Just because a federal employee or public sector worker doesn’t have a security clearance doesn’t make them less of a foreign intelligence target.
In the latest video installment of the “Know the Risk — Raise Your Shield” campaign, which is backed by the National Counterintelligence and Security Center [under the Office of the Director of National Intelligence] ODNI makes clear that no job is too low-level for someone looking to obtain government or personal information.
“You don’t have to work for the CIA or have access to the most prized information for you to be a target,” said Bill Evanina, director of the National Counterintelligence and Security Center, in a statement on the video’s release. “Oftentimes they go for people with access to information that is more germane to their nation’s needs.”
The 5-minute video entitled “Human Targeting,” depicts an economic analyst named James who attends a conference and bumps into a man named “Peter.” The two find they have much in common and strike up a friendship.
Several weeks later, the two men are chatting online when “Peter” asks James for information related to a trade agreement the latter mentioned, to get “some perspective” between analysts.
Alarmed at the question, James tells security officials at his workplace, who tell him that “Peter” is likely not an economic analyst, but rather a foreign intelligence officer or someone who works for one. And his name probably isn’t “Peter.”

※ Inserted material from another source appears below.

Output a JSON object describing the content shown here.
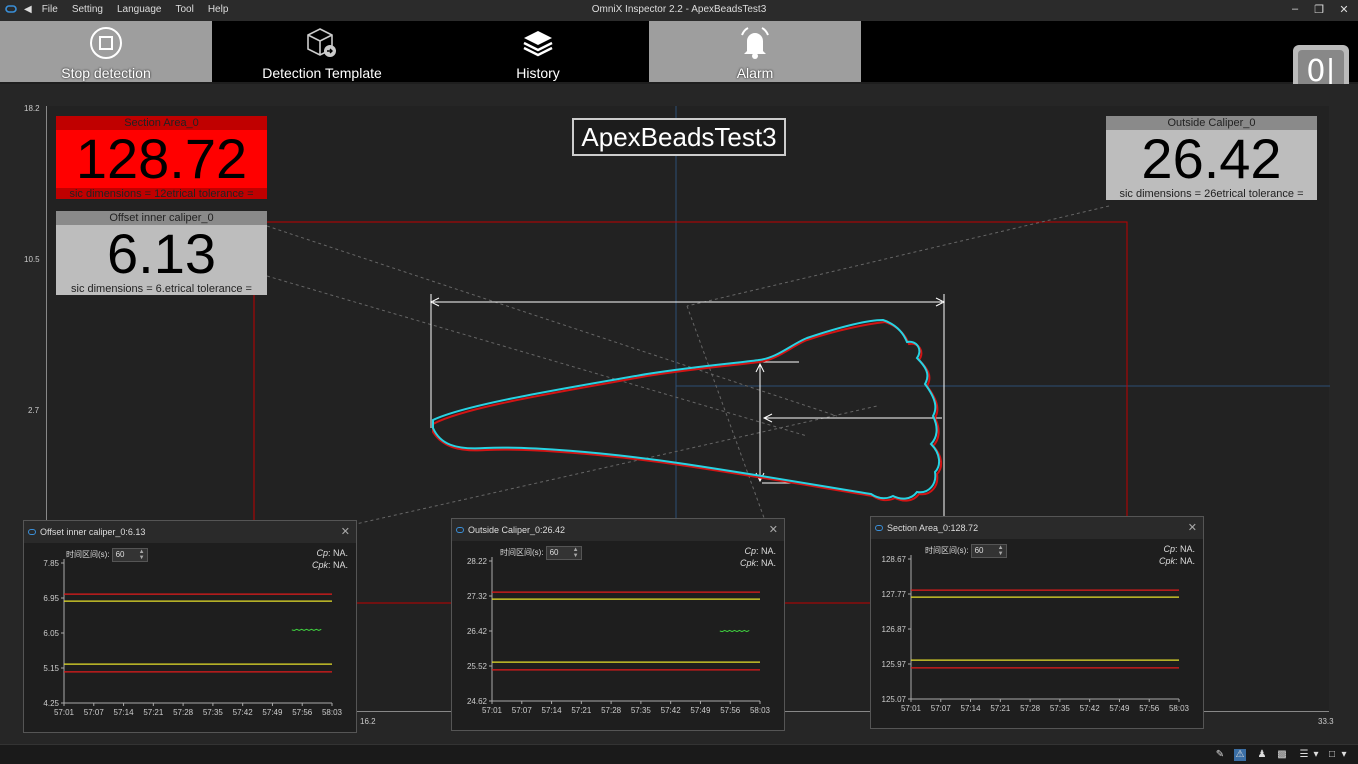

Surprised, James says he has no security clearance or access to confidential information, and asks the officials why someone would be interested in targeting him, to which they reply that hundreds of thousands of government and corporate employees have access to information that’s important to foreign governments. This includes information about technology, communication and breakthrough research — intelligence that isn’t necessarily classified.

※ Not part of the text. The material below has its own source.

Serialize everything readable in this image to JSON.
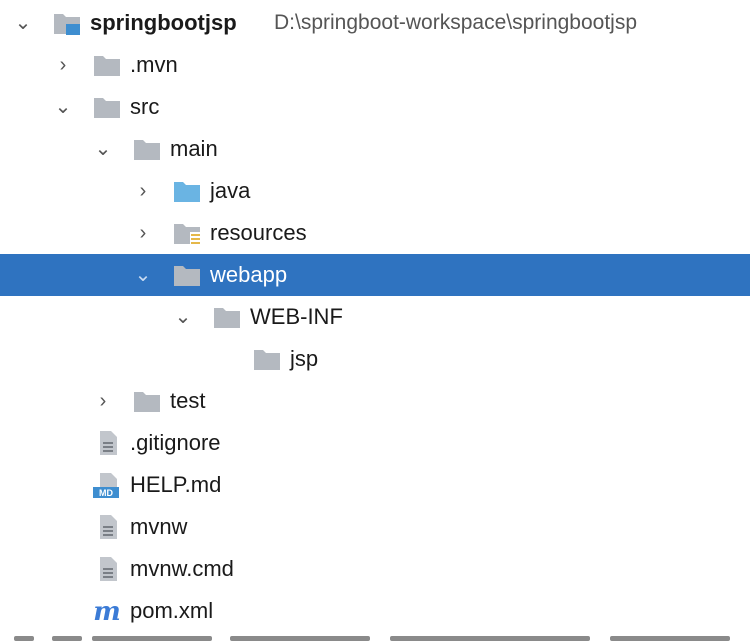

“You may say it’s not important information, that may not be something you need to make a determination about,” said David Parker, director of the Center for the Study of Fraud and Corruption at Saint Xavier University. “If this is work-related, you need to be cautious. I’d say this is no different than how you’d protect yourself from identity theft and other information hacks. If it doesn’t feel right, if it’s an email or friend request, just ignore it, delete it. If it’s something from someone you don’t know, before you open an attachment or click on a hyperlink, verify it.”
What is so dangerous about human targeting is the “affinity fraud” that goes along with it, Parker said.
Affinity fraud happens when someone takes advantage of a relationship based on something like religion, or similarities between individuals like graduating from the same college.
“A foundation of trust,” Parker said. “I think a lot of people are trusting and all of a sudden you have similarities [with someone] and you feel more comfortable” sharing information with them.
Anyone could find themselves a victim of affinity fraud, or an unknowing accomplice to it, Parker said. Perhaps you meet a person looking to steal information, and they go and introduce themselves to someone else, using your name and information to gain their trust.
The video is the third in a five-part video series launched in September to help counter the impact of the Office of Personnel Management data breach.
When it comes to the nearly 22 million victims of the OPM data breach, Parker said, hackers are not after everybody, which can lead to some letting their guard down and ultimately becoming victims.
“They’re not after half of those people, they’re after just one or two,” Parker said. “They want to get just a little piece of the puzzle, a little bit of information. Every little bit helps. It’s a numbers game with them.”
The other two videos tackle spear phishing and social media, while the final two videos are scheduled for release in February and March.